I always thought they were called "zebra crossings" because of the zigzag lines on the road. (like a zebra's stripes?)

As far as 小心 is concerned, my Chinese friends tell me to think of it like the English phrase "take heart". In reality, that doesn't make much sense either.

andogigi (Mostrar o perfil) 5 de agosto de 2009 14:14:34

ceigered:I don't understand the hullabaloo here. Xing is clearly "crossing", I didn't even need mum to explain that to me as a child lango.gif
Actually, it makes some sense from an American point of view. Our railroad crossing signs have always featured a giant 'X' to symbolize two, seperate paths crossing each other. I think this 'X' symbol just got transferred to other things like roads and sidewalks.

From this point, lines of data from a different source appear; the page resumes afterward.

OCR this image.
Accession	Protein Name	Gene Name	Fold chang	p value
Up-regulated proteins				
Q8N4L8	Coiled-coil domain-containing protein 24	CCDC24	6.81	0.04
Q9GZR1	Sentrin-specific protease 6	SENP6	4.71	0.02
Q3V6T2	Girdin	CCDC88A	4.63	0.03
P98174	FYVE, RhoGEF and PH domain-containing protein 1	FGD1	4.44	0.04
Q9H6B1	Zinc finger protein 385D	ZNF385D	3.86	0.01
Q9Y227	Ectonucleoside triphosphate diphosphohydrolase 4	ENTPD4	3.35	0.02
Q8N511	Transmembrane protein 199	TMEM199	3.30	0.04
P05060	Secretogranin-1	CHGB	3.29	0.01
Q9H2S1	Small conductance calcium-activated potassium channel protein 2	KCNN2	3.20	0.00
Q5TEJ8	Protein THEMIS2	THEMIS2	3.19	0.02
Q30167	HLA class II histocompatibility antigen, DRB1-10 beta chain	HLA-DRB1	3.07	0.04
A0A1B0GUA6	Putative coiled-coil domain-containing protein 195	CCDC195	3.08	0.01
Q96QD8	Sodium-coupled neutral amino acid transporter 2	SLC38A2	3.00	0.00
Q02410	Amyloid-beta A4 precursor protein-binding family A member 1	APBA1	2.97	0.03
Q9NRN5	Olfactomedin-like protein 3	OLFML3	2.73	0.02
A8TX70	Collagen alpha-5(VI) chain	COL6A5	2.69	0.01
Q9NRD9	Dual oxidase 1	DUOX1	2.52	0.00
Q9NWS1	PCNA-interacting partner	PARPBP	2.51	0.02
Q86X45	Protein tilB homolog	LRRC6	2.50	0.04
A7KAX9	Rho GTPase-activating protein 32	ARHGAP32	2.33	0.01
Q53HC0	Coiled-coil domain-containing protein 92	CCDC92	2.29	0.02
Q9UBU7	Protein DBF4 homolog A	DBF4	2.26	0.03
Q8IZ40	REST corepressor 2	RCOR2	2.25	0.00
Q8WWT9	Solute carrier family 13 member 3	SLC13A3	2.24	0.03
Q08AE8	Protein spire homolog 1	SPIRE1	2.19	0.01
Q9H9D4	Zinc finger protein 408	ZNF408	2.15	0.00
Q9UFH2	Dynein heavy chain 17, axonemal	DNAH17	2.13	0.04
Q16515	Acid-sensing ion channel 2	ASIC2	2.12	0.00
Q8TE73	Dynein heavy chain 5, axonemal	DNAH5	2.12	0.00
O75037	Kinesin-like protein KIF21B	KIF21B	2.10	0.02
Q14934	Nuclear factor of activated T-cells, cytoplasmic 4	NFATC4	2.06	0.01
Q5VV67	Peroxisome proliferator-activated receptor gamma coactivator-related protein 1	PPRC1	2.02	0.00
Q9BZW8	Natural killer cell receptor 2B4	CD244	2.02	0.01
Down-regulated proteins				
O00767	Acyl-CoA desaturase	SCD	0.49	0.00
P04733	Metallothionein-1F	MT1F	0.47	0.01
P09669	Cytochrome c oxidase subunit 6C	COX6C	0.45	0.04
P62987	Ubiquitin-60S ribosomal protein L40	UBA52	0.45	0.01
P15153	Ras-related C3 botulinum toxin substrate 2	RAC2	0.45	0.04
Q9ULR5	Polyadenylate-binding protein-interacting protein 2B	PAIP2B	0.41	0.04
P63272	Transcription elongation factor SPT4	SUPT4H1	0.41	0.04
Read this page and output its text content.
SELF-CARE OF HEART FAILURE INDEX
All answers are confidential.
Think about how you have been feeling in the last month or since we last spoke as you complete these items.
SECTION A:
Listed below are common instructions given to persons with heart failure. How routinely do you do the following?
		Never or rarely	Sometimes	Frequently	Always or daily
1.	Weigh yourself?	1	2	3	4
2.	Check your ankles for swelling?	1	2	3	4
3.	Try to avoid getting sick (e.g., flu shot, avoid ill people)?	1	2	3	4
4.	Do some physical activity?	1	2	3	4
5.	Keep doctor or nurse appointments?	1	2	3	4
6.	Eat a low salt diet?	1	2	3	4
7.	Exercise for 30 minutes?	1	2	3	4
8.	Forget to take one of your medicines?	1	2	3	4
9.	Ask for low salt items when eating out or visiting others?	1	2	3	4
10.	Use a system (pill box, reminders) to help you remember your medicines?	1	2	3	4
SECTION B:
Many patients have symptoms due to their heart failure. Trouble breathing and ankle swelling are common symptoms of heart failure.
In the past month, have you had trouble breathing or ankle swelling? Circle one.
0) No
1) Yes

Ironchef (Mostrar o perfil) 5 de agosto de 2009 15:42:50

andogigi:Actually, it makes some sense from an American point of view. Our railroad crossing signs have always featured a giant 'X' to symbolize two, seperate paths crossing each other. I think this 'X' symbol just got transferred to other things like roads and sidewalks.
Well this is getting off-track as usual ridulo.gif

The X thing comes from the "X" from the Greek "Xristos" (Hristos, sorry don't have Greek fonts) meaning Christ which is why we had Xmas as a form of "Christmas" in the middle ages (and still today). Cross (from Latin Crux) is both figurative (X looks like a cross) and again from the Xristos analogy to the Crucification (which means "put on a cross" anyway).

Therefore I suppose anything with Cross in it can be shortened to X ...... X-ing....Xing. There's a town in North London called Waltham Cross and it's often shortened on maps to WalthamX. I believe King's Cross in London is also KingsX in shorthand too.